Sarah T. Roberts specializes in studying commercial content moderators, the “unsung heroes” of the internet. They are the thousands of men and women who cull through what’s posted on Facebook, Instagram, Twitter, Snapchat and YouTube and the like, to make sure it isn’t harmful to the 2 billion people who use these sites and apps.

Roberts, assistant professor of information studies in the UCLA Graduate School of Education and Information Studies, has researched content moderators and the toll their profession takes on their mental and emotional health. She has been studying the effects of content moderation since 2010 when she was on a fellowship at the University of Illinois Urbana-Champaign that focused on the intersection of information, technology, society, media studies and sociology. She has shared her findings with people all over the world. Recently, Roberts consulted on and appears in the documentary film “The Cleaners,” which premiered at the Sundance Film Festival Jan. 19. At the festival, she presented alongside co-directors Hans Block and Moritz Riesewieck at three standing-room–only viewings of the film where she was able to respond to the “thoughtful questions” from audience members.

How did you meet the filmmakers and get involved with the project?

I met co-director Moritz Riesewieck in Berlin in the spring of 2016. I had been invited to the Böll Stiftung — the Green Party’s think tank — to give a talk on my research regarding commercial content moderation and its implications for workers, and for the internet . Mortiz had followed my work and, a dramaturge and director, was working on his own one-man play on the topic. We ended up presenting our work back to back, which was the first time I had seen the topic of my academic life’s work showcased in such a creative and distinct way. It was a powerful experience. A few days later, we both spoke at re:publica, a major tech conference that takes place in Berlin each year.

What was your role with the film? 

After his one-man show, Moritz developed his project first into a radio play and then, more ambitiously, he began to envision it as a documentary film that would still retain creative elements and aspects. He partnered with co-director Hans Block, who in turn fomented a relationship with well-known pan-European documentary production house Gebrüder Beetz. I was asked to work as an adviser and consultant on the project, and also to be an interview subject.

Did you think it would end up being selected for Sundance?

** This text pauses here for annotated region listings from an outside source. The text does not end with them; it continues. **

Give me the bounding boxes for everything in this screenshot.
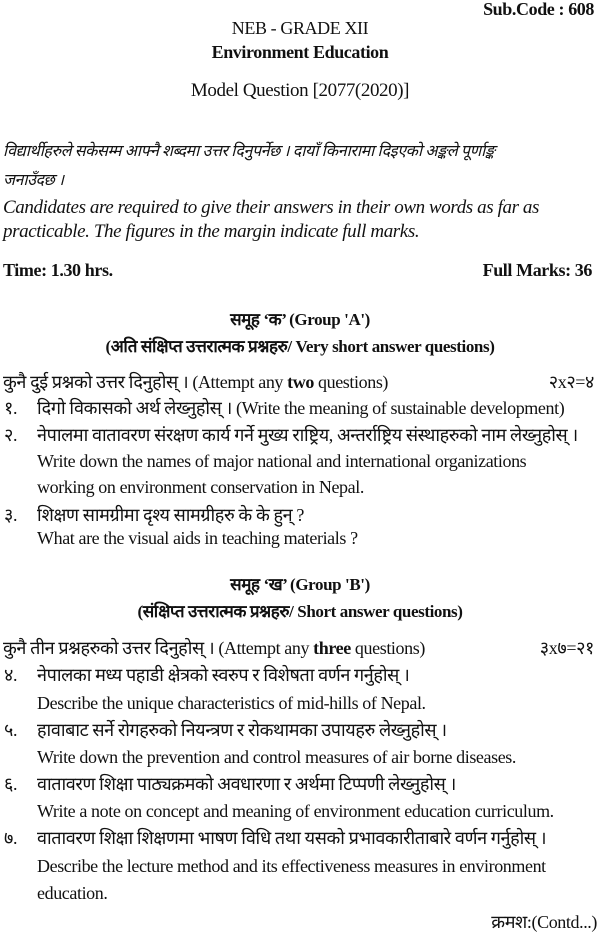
question-2-english-cont: working on environment conservation in Nepal. (37, 477, 364, 497)
question-7-nepali: वातावरण शिक्षा शिक्षणमा भाषण विधि तथा यसको प्रभावकारीताबारे वर्णन गर्नुहोस् । (37, 828, 547, 848)
question-5-english: Write down the prevention and control measures of air borne diseases. (37, 747, 517, 767)
group-b-marks: ३x७=२१ (539, 638, 594, 658)
question-number: ३. (4, 505, 18, 525)
question-number: ५. (4, 720, 18, 740)
question-6-nepali: वातावरण शिक्षा पाठ्यक्रमको अवधारणा र अर्थमा टिप्पणी लेख्नुहोस् । (37, 774, 456, 794)
question-2-nepali: नेपालमा वातावरण संरक्षण कार्य गर्ने मुख्य राष्ट्रिय, अन्तर्राष्ट्रिय संस्थाहरुको नाम लेख्नुहोस् । (37, 425, 578, 445)
group-a-title: समूह ‘क’ (Group 'A') (230, 310, 370, 329)
question-3-english: What are the visual aids in teaching materials ? (37, 528, 358, 548)
question-number: ७. (4, 828, 18, 848)
instruction-nepali-cont: जनाउँदछ । (3, 172, 64, 189)
group-a-subtitle: (अति संक्षिप्त उत्तरात्मक प्रश्नहरु/ Very short answer questions) (105, 337, 495, 356)
group-b-instruction: कुनै तीन प्रश्नहरुको उत्तर दिनुहोस् । (Attempt any three questions) (3, 638, 425, 658)
question-1: दिगो विकासको अर्थ लेख्नुहोस् । (Write the meaning of sustainable development) (37, 398, 565, 418)
question-7-english-cont: education. (37, 883, 108, 903)
question-number: ६. (4, 774, 18, 794)
question-4-nepali: नेपालका मध्य पहाडी क्षेत्रको स्वरुप र विशेषता वर्णन गर्नुहोस् । (37, 665, 410, 685)
full-marks: Full Marks: 36 (482, 260, 592, 280)
continued-note: क्रमश:(Contd...) (491, 912, 597, 932)
instruction-english-cont: practicable. The figures in the margin indicate full marks. (3, 221, 420, 242)
question-3-nepali: शिक्षण सामग्रीमा दृश्य सामग्रीहरु के के हुन् ? (37, 505, 304, 525)
group-b-title: समूह ‘ख’ (Group 'B') (230, 575, 370, 594)
group-a-marks: २x२=४ (548, 372, 594, 392)
group-a-instruction: कुनै दुई प्रश्नको उत्तर दिनुहोस् । (Attempt any two questions) (3, 372, 389, 392)
question-number: २. (4, 425, 18, 445)
subject-title: Environment Education (211, 42, 389, 62)
time: Time: 1.30 hrs. (3, 260, 113, 280)
instruction-english: Candidates are required to give their answers in their own words as far as (3, 197, 540, 218)
question-4-english: Describe the unique characteristics of mid-hills of Nepal. (37, 693, 426, 713)
group-b-subtitle: (संक्षिप्त उत्तरात्मक प्रश्नहरु/ Short answer questions) (137, 602, 463, 621)
model-question: Model Question [2077(2020)] (190, 80, 410, 101)
question-6-english: Write a note on concept and meaning of environment education curriculum. (37, 801, 554, 821)
board-grade: NEB - GRADE XII (231, 18, 369, 38)
question-number: १. (4, 398, 18, 418)
instruction-nepali: विद्यार्थीहरुले सकेसम्म आफ्नै शब्दमा उत्तर दिनुपर्नेछ । दायाँ किनारामा दिइएको अङ्कले पूर्णाङ्क (3, 143, 495, 160)
question-7-english: Describe the lecture method and its effectiveness measures in environment (37, 856, 546, 876)
sub-code: Sub.Code : 608 (483, 0, 594, 19)
question-2-english: Write down the names of major national and international organizations (37, 451, 527, 471)
question-5-nepali: हावाबाट सर्ने रोगहरुको नियन्त्रण र रोकथामका उपायहरु लेख्नुहोस् । (37, 720, 447, 740)
question-number: ४. (4, 665, 18, 685)
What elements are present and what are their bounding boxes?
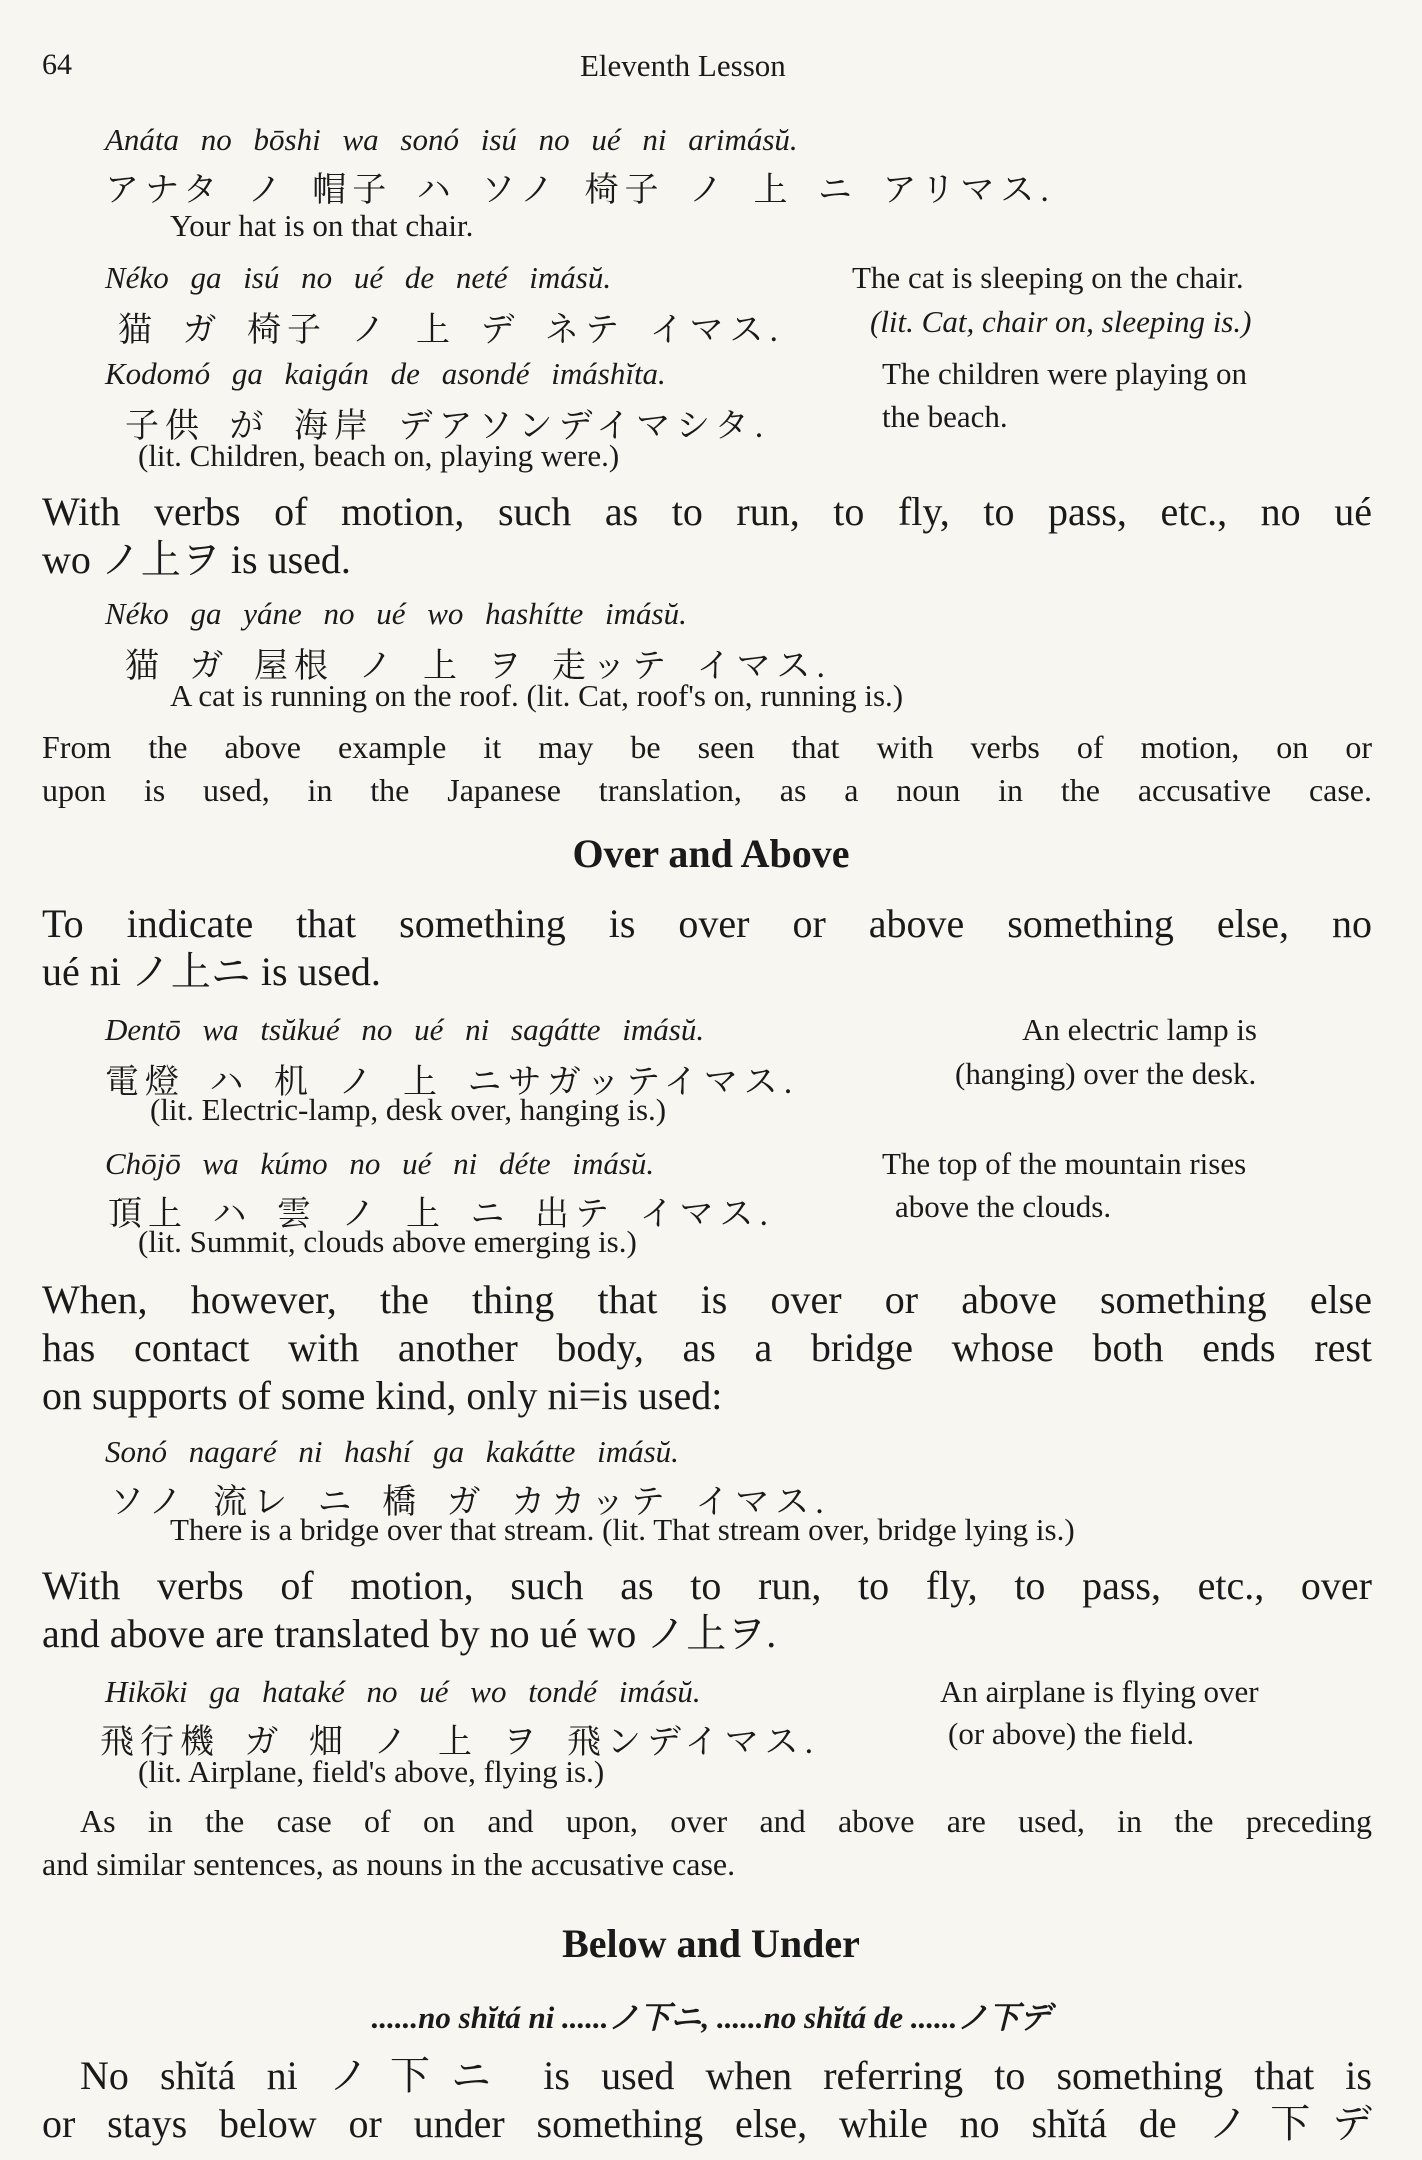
body-text-line: or stays below or under something else, while no shĭtá de ノ下デ [42, 2101, 1372, 2146]
example-literal: (lit. Electric-lamp, desk over, hanging is.) [150, 1092, 667, 1127]
example-japanese: 電燈 ハ 机 ノ 上 ニサガッテイマス. [105, 1064, 799, 1101]
example-japanese: 子供 が 海岸 デアソンデイマシタ. [125, 408, 770, 445]
example-english: The top of the mountain rises [882, 1146, 1247, 1181]
example-english: above the clouds. [895, 1189, 1112, 1224]
example-romaji: Chōjō wa kúmo no ué ni déte imásŭ. [105, 1146, 655, 1181]
section-subtitle: ......no shĭtá ni ......ノ下ニ, ......no shĭtá de ......ノ下デ [371, 2000, 1051, 2035]
example-japanese: 猫 ガ 椅子 ノ 上 デ ネテ イマス. [118, 312, 784, 349]
example-romaji: Néko ga yáne no ué wo hashítte imásŭ. [105, 596, 687, 631]
example-japanese: ソノ 流レ ニ 橋 ガ カカッテ イマス. [110, 1484, 830, 1521]
body-text-line: As in the case of on and upon, over and above are used, in the preceding [80, 1803, 1372, 1839]
body-text-line: and above are translated by no ué wo ノ上ヲ. [42, 1611, 777, 1656]
example-romaji: Hikōki ga hataké no ué wo tondé imásŭ. [105, 1674, 701, 1709]
body-text-line: From the above example it may be seen that with verbs of motion, on or [42, 729, 1372, 765]
example-english: There is a bridge over that stream. (lit. That stream over, bridge lying is.) [170, 1512, 1075, 1547]
example-romaji: Sonó nagaré ni hashí ga kakátte imásŭ. [105, 1434, 679, 1469]
example-japanese: 猫 ガ 屋根 ノ 上 ヲ 走ッテ イマス. [125, 648, 831, 685]
body-text-line: ué ni ノ上ニ is used. [42, 949, 381, 994]
body-text-line: has contact with another body, as a bridge whose both ends rest [42, 1325, 1372, 1370]
example-romaji: Kodomó ga kaigán de asondé imáshĭta. [105, 356, 666, 391]
example-english: (or above) the field. [948, 1716, 1195, 1751]
running-title: Eleventh Lesson [580, 48, 786, 83]
example-english: An electric lamp is [1022, 1012, 1257, 1047]
body-text-line: When, however, the thing that is over or above something else [42, 1277, 1372, 1322]
example-romaji: Néko ga isú no ué de neté imásŭ. [105, 260, 612, 295]
body-text-line: With verbs of motion, such as to run, to fly, to pass, etc., over [42, 1563, 1372, 1608]
body-text-line: To indicate that something is over or above something else, no [42, 901, 1372, 946]
example-english: (hanging) over the desk. [955, 1056, 1257, 1091]
body-text-line: wo ノ上ヲ is used. [42, 537, 351, 582]
example-japanese: 飛行機 ガ 畑 ノ 上 ヲ 飛ンデイマス. [100, 1724, 820, 1761]
body-text-line: and similar sentences, as nouns in the accusative case. [42, 1846, 736, 1882]
example-japanese: 頂上 ハ 雲 ノ 上 ニ 出テ イマス. [108, 1196, 774, 1233]
body-text-line: With verbs of motion, such as to run, to fly, to pass, etc., no ué [42, 489, 1372, 534]
example-english: An airplane is flying over [940, 1674, 1259, 1709]
body-text-line: No shĭtá ni ノ下ニ is used when referring to something that is [80, 2053, 1372, 2098]
example-literal: (lit. Airplane, field's above, flying is.) [138, 1754, 605, 1789]
page-number: 64 [42, 48, 72, 81]
example-literal: (lit. Cat, chair on, sleeping is.) [870, 304, 1252, 339]
section-heading: Below and Under [562, 1921, 860, 1966]
example-english: the beach. [882, 399, 1008, 434]
body-text-line: upon is used, in the Japanese translation, as a noun in the accusative case. [42, 772, 1372, 808]
example-japanese: アナタ ノ 帽子 ハ ソノ 椅子 ノ 上 ニ アリマス. [105, 172, 1055, 209]
body-text-line: on supports of some kind, only ni=is used: [42, 1373, 723, 1418]
example-romaji: Anáta no bōshi wa sonó isú no ué ni arimásŭ. [105, 122, 798, 157]
example-english: A cat is running on the roof. (lit. Cat, roof's on, running is.) [170, 678, 904, 713]
example-romaji: Dentō wa tsŭkué no ué ni sagátte imásŭ. [105, 1012, 705, 1047]
example-english: Your hat is on that chair. [170, 208, 474, 243]
example-literal: (lit. Summit, clouds above emerging is.) [138, 1224, 637, 1259]
example-english: The children were playing on [882, 356, 1247, 391]
example-english: The cat is sleeping on the chair. [852, 260, 1244, 295]
example-literal: (lit. Children, beach on, playing were.) [138, 438, 620, 473]
section-heading: Over and Above [572, 831, 850, 876]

It’s really a dream come true for Moritz and Hans, and for the Gebrüder Beetz team. I am typically a cautious optimist in my own life, so I don’t like to get my hopes up too high and that way if it’s successful I’ll be pleasantly surprised. When I received word from Moritz, it was in a good news/bad news sort of way. The bad news was that he was not going to be able to attend the first-ever public conference on content moderation, just held at UCLA on Dec 6-7, but he told me the reason was because he and his team were getting ready for Sundance! I was elated for them. What terrific news!

Your work focused initially on commercial content moderation workers in Silicon Valley. How has the population of people you study changed? Does this documentary highlight all populations affected by CCM work?

In 2012, I started my field research by talking to workers across North America — in Silicon Valley, but also in New York City, in Canada and one even in Mexico. It quickly became clear to me that we were dealing with a global, and globalized, phenomenon and I had to go where the research took me. Like Moritz and Hans, I have also traveled to the Philippines to interview CCM workers there, and I absolutely think about populations all over the world and across cultures whose common bond is in the fact that they share these emotionally difficult, low-paid tasks. In order to get at the story, it must come full-circle back to Silicon Valley, to the social media platforms and firms who solicit the user-generated content that CCM workers screen. I expect that this film will make that relationship clear, whether or not these notoriously secretive firms offered up anyone in front of the camera or not.

What do you hope people will take away from the film?

Moritz and Hans definitely have their own vision and take on the issue of content moderation as a job, and that will be put to the fore in the film. That having been said, when I started looking at this topic as an area of research almost eight years ago, my humble and simple hope was that I might raise the collective consciousness about the fact that many people are doing this terrible and difficult work for a living, and they are doing it for the rest of us. It seems like the moment has finally arrived in which we can get to grips with that reality, and contend with the many implications of what they are being asked to do, by whom, and to whose benefit. My hope is always that these efforts will see improvement in the standards and working conditions for CCM workers, and an awareness that the work they do is not inconsequential or unimportant; quite the opposite.

What kind of effect do you think the movie will have on society?

The film is provocative and will undoubtedly raise many questions and spur much-needed dialogue, but importantly, it will also raise awareness about the workers who screen social media content and take on some of the most reprehensible forms of human expression on the behalf of the rest of us, workers whose lives I have traced and unveiled through my own research for the past eight years, in the face of an industry who would not acknowledge them.

At a larger scale, it should also provoke questions about the very economic model of mainstream commercial social media platforms and the architecture that supports it — one that rewards user engagement through the rush of likes or views all the way to the literal monetary rewards dispenses to the creators of extremely popular “user-generated content.” It’s a cycle that keeps us all coming back for more, while potentially driving us further apart, and whose ultimate social costs are only beginning to become apparent.